Simplifying and standardising Dutch insolvency Law: the impact of the proposed EU Directive


In the process of simplifying and standardizing Dutch insolvency law, the proposed EU Directive for harmonizing insolvency law introduces a shift from subjective to objective criteria in avoidance actions.

Shifting towards uniform transaction evaluation

The European harmonisation proposal marks a significant departure from the Dutch legal framework regarding insolvency and avoidance actions. It introduces three grounds for avoidance:

  • preferences (Article 6);
  • transactions against no or manifestly inadequate consideration (Article 7); and
  • acts intentionally detrimental to creditors (Article 8).

These grounds supersede the current Dutch distinction between voluntary and mandatory legal acts, pivotal in the execution of Articles 42 and 47 of the Dutch Insolvency Act. In Dutch law, voluntary legal actions are more susceptible to being voided. This change signifies a shift toward a more standardized approach to assessing transactions in insolvency cases, with reduced emphasis on the underlying intent and a heightened focus on the streamlining of voidable action identification. The proposed Directive aims to simplify the process by prioritizing the examination of effects over intentions associated with these actions.

Expanding the scope of voidable actions

The upcoming harmonisation under Article 11 of the Directive will expand the range of voidable actions in Dutch law, encompassing actions by third parties, which are currently not voidable according to Dutch law. This represents a significant transformation in Dutch insolvency procedures, suggesting a more comprehensive assessment of transactions and actions related to insolvency, and increasing the legal complexities for businesses and insolvency practitioners. The inclusion of third-party actions in the scope of voidable transactions could lead to increased legal scrutiny and complexities. Businesses and practitioners may need to exercise greater diligence in their transactions (particularly those involving third parties) to ensure compliance with the new broader standards set by the Directive. This could also mean a more intricate legal landscape with potentially more legal disputes and challenges in insolvency cases.

Balancing creditor protection and transactional certainty

The Directive proposes a significant deviation from the current Dutch approach to avoidance actions. Instead of deeming successfully challenged legal acts retroactively null and void with extensive ramifications for all parties involved, the Directive focuses on monetary claims for compensating the estate for any detriment caused. This limitation of avoidance actions to claims for damages and the restriction on the counterparty's ability to use voidably obtained rights against the estate introduces a nuanced approach, balancing creditor protection with transactional certainty. It is crucial, however, to recognise the Directive's provision for minimum harmonisation, allowing EU member states, including the Netherlands, the discretion to implement stronger effects of avoidance actions.
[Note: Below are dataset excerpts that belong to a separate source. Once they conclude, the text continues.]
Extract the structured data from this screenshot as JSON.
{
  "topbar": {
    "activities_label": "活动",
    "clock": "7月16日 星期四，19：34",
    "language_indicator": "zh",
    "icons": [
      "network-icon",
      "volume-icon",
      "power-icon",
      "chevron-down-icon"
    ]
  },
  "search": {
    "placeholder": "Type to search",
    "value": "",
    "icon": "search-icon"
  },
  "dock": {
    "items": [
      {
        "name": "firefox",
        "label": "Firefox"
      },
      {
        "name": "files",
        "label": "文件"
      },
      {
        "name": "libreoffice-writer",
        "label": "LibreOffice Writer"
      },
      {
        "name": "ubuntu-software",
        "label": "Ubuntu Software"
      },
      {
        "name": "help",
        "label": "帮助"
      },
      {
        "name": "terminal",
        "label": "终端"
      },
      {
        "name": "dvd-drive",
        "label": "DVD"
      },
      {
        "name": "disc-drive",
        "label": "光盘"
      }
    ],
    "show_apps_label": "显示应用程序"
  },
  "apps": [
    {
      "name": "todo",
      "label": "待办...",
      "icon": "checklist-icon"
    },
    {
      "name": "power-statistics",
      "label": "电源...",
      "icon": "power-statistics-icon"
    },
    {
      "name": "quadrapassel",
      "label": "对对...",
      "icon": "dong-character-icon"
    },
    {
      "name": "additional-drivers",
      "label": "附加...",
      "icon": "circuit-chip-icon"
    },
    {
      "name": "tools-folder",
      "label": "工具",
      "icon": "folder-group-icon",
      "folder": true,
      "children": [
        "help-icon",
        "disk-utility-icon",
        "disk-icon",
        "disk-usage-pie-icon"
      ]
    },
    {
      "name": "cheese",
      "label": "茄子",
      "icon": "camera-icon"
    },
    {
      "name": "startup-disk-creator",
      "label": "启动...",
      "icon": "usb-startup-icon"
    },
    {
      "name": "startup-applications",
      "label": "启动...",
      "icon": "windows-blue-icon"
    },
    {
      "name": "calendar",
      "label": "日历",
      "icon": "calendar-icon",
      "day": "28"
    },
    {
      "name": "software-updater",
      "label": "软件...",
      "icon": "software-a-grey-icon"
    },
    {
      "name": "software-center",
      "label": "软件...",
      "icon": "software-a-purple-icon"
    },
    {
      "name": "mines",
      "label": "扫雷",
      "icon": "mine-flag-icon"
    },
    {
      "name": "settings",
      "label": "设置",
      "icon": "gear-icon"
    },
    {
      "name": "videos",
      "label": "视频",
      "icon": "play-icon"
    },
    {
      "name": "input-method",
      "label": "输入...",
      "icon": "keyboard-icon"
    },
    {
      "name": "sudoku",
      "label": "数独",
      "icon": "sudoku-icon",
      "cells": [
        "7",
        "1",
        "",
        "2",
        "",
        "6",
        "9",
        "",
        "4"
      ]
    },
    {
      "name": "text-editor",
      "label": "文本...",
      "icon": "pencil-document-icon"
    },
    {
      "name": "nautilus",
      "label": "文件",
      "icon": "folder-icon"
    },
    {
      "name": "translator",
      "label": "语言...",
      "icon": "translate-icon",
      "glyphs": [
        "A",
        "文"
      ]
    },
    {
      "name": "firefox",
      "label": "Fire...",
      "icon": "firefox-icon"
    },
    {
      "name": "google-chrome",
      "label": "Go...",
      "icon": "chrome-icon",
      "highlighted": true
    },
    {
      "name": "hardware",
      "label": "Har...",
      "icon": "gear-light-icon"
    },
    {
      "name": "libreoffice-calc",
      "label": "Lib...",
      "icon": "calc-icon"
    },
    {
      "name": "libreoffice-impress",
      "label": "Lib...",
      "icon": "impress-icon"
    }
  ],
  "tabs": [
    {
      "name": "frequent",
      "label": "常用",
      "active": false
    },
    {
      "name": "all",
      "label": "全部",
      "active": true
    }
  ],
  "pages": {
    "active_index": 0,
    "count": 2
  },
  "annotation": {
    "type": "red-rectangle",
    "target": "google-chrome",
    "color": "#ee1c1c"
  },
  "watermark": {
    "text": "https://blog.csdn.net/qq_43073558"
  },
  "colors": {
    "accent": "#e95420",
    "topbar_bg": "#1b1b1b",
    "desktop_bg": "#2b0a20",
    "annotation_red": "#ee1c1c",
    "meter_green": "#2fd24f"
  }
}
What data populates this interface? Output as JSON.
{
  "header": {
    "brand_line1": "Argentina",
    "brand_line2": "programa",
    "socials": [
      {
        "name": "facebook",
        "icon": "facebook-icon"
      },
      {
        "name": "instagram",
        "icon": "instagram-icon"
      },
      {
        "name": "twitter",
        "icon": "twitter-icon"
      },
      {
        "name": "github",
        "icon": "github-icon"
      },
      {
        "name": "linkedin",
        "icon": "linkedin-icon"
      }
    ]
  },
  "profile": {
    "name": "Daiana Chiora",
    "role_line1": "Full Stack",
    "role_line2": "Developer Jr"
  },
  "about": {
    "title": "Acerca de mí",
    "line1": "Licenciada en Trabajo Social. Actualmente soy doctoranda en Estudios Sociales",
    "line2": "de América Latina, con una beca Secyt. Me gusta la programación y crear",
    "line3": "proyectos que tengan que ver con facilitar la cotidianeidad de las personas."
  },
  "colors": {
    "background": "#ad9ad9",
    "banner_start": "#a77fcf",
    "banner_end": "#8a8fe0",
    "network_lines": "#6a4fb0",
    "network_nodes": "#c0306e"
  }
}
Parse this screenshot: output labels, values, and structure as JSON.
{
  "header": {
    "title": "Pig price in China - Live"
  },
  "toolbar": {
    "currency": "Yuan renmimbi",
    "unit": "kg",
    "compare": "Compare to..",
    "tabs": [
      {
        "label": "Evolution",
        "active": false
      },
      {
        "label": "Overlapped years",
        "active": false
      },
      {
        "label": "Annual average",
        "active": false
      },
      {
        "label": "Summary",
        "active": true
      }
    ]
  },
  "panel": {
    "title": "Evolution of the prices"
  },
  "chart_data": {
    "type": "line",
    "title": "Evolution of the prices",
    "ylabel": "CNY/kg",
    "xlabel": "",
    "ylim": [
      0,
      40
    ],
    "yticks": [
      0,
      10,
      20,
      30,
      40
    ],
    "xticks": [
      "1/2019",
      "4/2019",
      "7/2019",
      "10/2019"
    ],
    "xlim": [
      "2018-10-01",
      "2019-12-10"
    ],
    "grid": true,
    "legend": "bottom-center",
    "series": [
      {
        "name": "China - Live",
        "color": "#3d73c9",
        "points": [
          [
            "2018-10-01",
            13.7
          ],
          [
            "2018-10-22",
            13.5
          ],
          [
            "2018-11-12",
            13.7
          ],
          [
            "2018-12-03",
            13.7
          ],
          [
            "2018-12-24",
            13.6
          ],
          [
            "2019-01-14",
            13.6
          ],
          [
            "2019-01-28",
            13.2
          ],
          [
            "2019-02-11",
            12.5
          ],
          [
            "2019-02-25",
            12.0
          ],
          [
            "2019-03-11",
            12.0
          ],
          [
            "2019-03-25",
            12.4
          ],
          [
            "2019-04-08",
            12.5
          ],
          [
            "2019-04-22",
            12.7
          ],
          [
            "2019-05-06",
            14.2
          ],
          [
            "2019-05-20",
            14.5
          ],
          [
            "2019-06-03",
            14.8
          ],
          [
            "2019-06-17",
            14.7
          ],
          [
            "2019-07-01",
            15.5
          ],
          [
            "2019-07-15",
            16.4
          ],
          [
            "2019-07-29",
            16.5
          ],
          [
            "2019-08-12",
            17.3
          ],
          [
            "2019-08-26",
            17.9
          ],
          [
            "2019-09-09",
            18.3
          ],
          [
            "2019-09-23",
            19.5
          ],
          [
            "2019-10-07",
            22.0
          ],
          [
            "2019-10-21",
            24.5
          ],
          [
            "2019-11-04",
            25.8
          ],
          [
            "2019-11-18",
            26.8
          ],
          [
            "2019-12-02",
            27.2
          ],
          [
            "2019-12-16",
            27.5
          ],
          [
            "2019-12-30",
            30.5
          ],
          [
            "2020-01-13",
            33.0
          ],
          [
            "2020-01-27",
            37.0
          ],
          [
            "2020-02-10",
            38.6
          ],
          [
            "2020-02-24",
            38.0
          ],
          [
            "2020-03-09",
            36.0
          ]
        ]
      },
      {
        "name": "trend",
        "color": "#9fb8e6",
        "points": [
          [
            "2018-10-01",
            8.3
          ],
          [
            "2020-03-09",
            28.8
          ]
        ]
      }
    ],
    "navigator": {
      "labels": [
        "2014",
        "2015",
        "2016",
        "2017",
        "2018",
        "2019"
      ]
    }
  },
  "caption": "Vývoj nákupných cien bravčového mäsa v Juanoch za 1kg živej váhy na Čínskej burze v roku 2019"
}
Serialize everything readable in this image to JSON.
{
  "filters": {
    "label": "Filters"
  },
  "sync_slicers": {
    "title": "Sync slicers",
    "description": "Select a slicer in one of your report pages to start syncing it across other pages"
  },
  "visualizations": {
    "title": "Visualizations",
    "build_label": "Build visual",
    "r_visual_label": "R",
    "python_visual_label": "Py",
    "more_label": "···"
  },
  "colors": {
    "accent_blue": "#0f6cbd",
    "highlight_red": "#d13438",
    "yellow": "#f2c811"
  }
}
This flexibility implies that the practical impact of these changes in Dutch law could be less drastic.

From subjective to objective criteria

In the context of the proposed Directive's impact on Dutch insolvency law, a particularly notable aspect is the shift from subjective to more objective criteria in the assessment of avoidance actions. This change represents a significant departure from the current Dutch legal framework, where the focus predominantly lies on demonstrating knowledge or presumption of detriment to either the debtor or the counterparty. Under the Directive, subjective requirements are minimised, with a greater emphasis placed on objective circumstances, such as the timing of the challenged act. This adjustment marks a substantial evolution from the traditional Dutch approach.

The Directive removes subjective requirements for incongruent coverages, contrasting with Dutch law, which has such requirements, but operates under a statutory presumption in similar instances. This presumption in Dutch law is broader in temporal scope, extending to acts performed within a year before insolvency, compared to the three months specified in the Directive. For congruent coverages, however, the Directive retains some subjective elements, particularly concerning the creditor's awareness or presumed awareness of the debtor's financial distress. This nuanced shift towards objectivity in the Directive indicates a move towards simplifying and standardising the process of identifying voidable actions. Yet it retains elements of subjectivity to cater to the complexities of different types of transactions.

Enhanced protection of financing in Dutch insolvency proceedings

The Directive, in Article 6(3)(c), excludes acts from being considered avoidance actions if they are carried out directly in exchange for fair consideration to the benefit of the insolvency estate. This specific provision is intended to safeguard the continuity of day-to-day business operations, rather than addressing transactions related to general company financing. When it comes to interim financing provided during a restructuring effort, the Directive offers clarity and assurance to all parties involved. In line with Consideration 10 of the Directive, such financing should be shielded from avoidance actions through its categorisation as legal actions performed directly in exchange for fair consideration to the benefit of the insolvency estate. Dutch law currently lacks this level of certainty. The Dutch Supreme Court has ruled in numerous cases that there is no distinct avoidance framework in place for the granting of security rights in the context of providing rescue financing. The implementation of the Directive into Dutch insolvency law would address this gap and provide essential protection for financing in rescue proceedings, which would be beneficial for all parties involved.